Even in countries that have comprehensive health care systems that cover care for everyone, there are people who are never diagnosed with a disease — even when they have the disease. And even in those systems, there are people who are misdiagnosed with a disease. (More on that below.) But in the United States, disease counting is especially difficult because of the patchwork health care system we have. You can base some estimates on Medicare numbers, but that skews toward older Americans. A combination of Medicare and Medicaid will result in numbers that disproportionately represent people who are older, lower income, or have disabilities. Every individual private health care system will have its own patient profiles, too. So, at the heart of every estimate you see out there is an incomplete set of source data.

2. Counts rely on reports. Not only are very few people being tested for this disease, but the reports on those who are being tested or diagnosed (an important distinction) are not being seamlessly delivered to the public. One thing that has surprised me, despite so much sophisticated reporting on this pandemic, is the inability of journalists and pundits to understand that numbers will spike simply because of a backlog of cases being reported all at once. Think about a hospital setting. If patients meet testing criteria, it may take days for them – or the hospital – to receive results. The hospitals themselves are often overwhelmed with patients. They don’t necessarily report the test results they do receive immediately to some government agency that may be compiling counts. So those tests and diagnoses pile up. We have seen the effect of case counts dropping over the weekend as hospital staffs take a break and then surge early in the week as the backlog of cases end up being reported. As a result, the case curves can look oddly erratic, with big spikes that are actually artifacts of how we’re testing and reporting those results.

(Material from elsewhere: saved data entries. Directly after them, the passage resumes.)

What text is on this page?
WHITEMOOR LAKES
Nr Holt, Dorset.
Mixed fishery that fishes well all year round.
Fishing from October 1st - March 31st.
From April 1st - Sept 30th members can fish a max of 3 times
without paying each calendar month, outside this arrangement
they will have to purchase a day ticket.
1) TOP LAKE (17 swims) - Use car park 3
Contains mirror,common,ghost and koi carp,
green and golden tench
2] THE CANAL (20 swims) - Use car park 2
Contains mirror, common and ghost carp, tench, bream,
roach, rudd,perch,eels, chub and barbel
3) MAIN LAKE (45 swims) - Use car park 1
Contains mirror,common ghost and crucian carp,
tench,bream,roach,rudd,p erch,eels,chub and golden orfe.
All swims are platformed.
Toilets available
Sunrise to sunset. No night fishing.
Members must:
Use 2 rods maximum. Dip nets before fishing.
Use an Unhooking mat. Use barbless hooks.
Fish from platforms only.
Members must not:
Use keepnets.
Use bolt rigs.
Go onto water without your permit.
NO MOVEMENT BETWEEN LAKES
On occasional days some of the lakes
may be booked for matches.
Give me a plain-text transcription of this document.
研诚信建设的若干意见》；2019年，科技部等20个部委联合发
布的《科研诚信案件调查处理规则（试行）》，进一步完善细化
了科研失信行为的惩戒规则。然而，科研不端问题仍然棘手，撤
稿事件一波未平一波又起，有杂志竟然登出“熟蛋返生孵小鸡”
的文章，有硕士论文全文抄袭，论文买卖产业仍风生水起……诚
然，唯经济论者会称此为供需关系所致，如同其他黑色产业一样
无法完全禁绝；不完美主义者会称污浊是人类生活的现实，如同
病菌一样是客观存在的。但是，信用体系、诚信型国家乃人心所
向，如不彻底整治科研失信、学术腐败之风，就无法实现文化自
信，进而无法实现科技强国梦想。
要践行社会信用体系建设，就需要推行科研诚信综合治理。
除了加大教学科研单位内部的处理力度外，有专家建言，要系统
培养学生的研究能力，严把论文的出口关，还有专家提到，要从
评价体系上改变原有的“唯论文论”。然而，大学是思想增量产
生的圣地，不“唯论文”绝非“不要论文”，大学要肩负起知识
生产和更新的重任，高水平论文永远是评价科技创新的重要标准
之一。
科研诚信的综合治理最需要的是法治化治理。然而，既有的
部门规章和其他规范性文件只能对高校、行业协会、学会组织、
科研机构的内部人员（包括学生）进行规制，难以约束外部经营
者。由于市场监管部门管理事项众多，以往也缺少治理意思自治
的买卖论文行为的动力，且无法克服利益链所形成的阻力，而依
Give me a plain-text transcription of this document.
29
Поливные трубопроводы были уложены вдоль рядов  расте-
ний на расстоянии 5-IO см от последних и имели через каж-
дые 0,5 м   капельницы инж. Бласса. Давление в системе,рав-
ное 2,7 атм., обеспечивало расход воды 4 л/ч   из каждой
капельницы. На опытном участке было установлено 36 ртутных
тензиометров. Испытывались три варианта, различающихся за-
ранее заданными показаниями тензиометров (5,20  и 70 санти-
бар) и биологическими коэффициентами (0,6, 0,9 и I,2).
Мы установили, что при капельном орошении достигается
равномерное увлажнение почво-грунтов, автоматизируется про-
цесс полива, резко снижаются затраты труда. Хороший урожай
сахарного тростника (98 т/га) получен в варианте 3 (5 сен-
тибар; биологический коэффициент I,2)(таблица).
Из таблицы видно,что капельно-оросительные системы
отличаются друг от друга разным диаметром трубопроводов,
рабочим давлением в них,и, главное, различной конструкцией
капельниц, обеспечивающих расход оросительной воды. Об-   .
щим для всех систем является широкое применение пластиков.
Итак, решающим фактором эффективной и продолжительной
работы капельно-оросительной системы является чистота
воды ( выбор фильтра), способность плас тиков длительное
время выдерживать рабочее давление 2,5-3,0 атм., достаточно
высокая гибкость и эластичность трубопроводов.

3. Cases are often misdiagnosed. This isn’t just true with COVID-19, it’s true with diseases that have been around for decades. A recent study in BMJ showed that Parkinson’s disease might be wrongly diagnosed a third of the time. The researchers wrote, “Pathological examination of the brains of patients with a clinical diagnosis of Parkinson's disease shows a different diagnosis in up to 35% of cases.” False negatives and false positives have been a persistent problem with COVID-19 tests.

4. We are building the plane while we are flying. As you can see from everything above, it’s hard enough to nail down an accurate count of diseases that are well known and understood. Magnify those problems by 100 when you have an emerging disease. We have seen this with every disease that has emerged in modern history. If you look back at the coverage of HIV/AIDS, for example, you will see case counts that were wildly fluctuating. And the case count problems with HIV/AIDS persist to this day because not everyone is accurately diagnosed. With COVID-19 we don’t fully understand how the novel coronavirus works. We don’t fully understand when people are most likely to transmit the disease. We don’t fully understand why some people seem to be more susceptible to becoming ill than others. And we don’t fully understand whether developing antibodies to the disease actually makes you immune. Those kinds of unknowns — and there are many more — have an impact on estimates of the number of cases.

So don’t be surprised when you see the number of COVID-19 cases surge or drop or stay flat and then go up or down. Use this time to explain to your audience why case counting is harder than one might think. Those become essential caveats when states are considering relaxing social distancing orders based on such counts.